Externally, e-bikes and S-pedelecs are distinguished from mere pedelecs by a number plate on the rear. This, like the associated insurance, is compulsory, as is the rider's helmet. What you don't see is the different drive technology: e-bikes have a drive decoupled from the bicycle pedals and can be moved both with and without muscle power. It is therefore possible to start off without pedalling, which is an advantage on hills or sloping ascents. Speed is controlled with the right handlebar grip. This makes e-bikes more like light motorbikes or mopeds than bicycles. Speeds of up to 45 km/h require practised and safe riding, because even with a helmet on, the risk of accidents and injuries is high at this speed.
With the right infrastructure, the daily commute to and from work becomes a sporting pleasure and can often be completed faster than by car or public transport. When parked in a secure, preferably covered bicycle parking system, the annoying search for a parking space is also a thing of the past. In view of the purchase price of your bicycle, you will want to make sure that it has a high-quality lock and that it can be connected to a solid bike stand.
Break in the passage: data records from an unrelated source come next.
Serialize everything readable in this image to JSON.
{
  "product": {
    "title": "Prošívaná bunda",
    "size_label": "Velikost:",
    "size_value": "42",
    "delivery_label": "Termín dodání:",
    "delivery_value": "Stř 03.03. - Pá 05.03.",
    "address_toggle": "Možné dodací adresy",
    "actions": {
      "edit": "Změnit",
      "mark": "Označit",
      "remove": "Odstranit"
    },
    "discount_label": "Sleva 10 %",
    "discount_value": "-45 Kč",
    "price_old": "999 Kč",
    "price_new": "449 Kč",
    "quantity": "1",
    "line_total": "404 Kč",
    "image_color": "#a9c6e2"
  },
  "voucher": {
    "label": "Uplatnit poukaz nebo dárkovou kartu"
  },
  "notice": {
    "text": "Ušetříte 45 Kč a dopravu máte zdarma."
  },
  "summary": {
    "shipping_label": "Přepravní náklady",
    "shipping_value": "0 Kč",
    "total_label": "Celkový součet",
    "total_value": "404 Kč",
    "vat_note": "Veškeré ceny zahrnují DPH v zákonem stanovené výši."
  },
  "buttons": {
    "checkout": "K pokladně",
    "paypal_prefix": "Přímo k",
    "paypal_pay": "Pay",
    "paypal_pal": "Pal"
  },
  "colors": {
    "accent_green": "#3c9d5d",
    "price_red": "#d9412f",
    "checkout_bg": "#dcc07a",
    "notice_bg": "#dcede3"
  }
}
All known bicycle types are now also available as e-bikes. New to the range are so-called SUV e-bikes or crossover e-bikes – a combination of e-mountain bike and e-city bike, equipped with the chunky tyres and suspension of e-mountain bikes, which can be ridden in a comfortable seating position both off-road and in the city.
Depending on the battery power, an e-bike can cover up to 100 kilometres before recharging or using a spare battery. E-motors with a rated power of up to 500 watts (slightly less than one horsepower) also pull heavy loads such as child trailers or cargo trailers effortlessly. There are a wide range of battery and motor designs, such as batteries integrated into the frame, middle motors on the bottom bracket or front or rear hub motors.
Conventional bicycles can also be electrified with special e-bike retrofit kits, but brakes in particular must be able to withstand the strong propulsion of the e-motor and the high travel speeds at all times.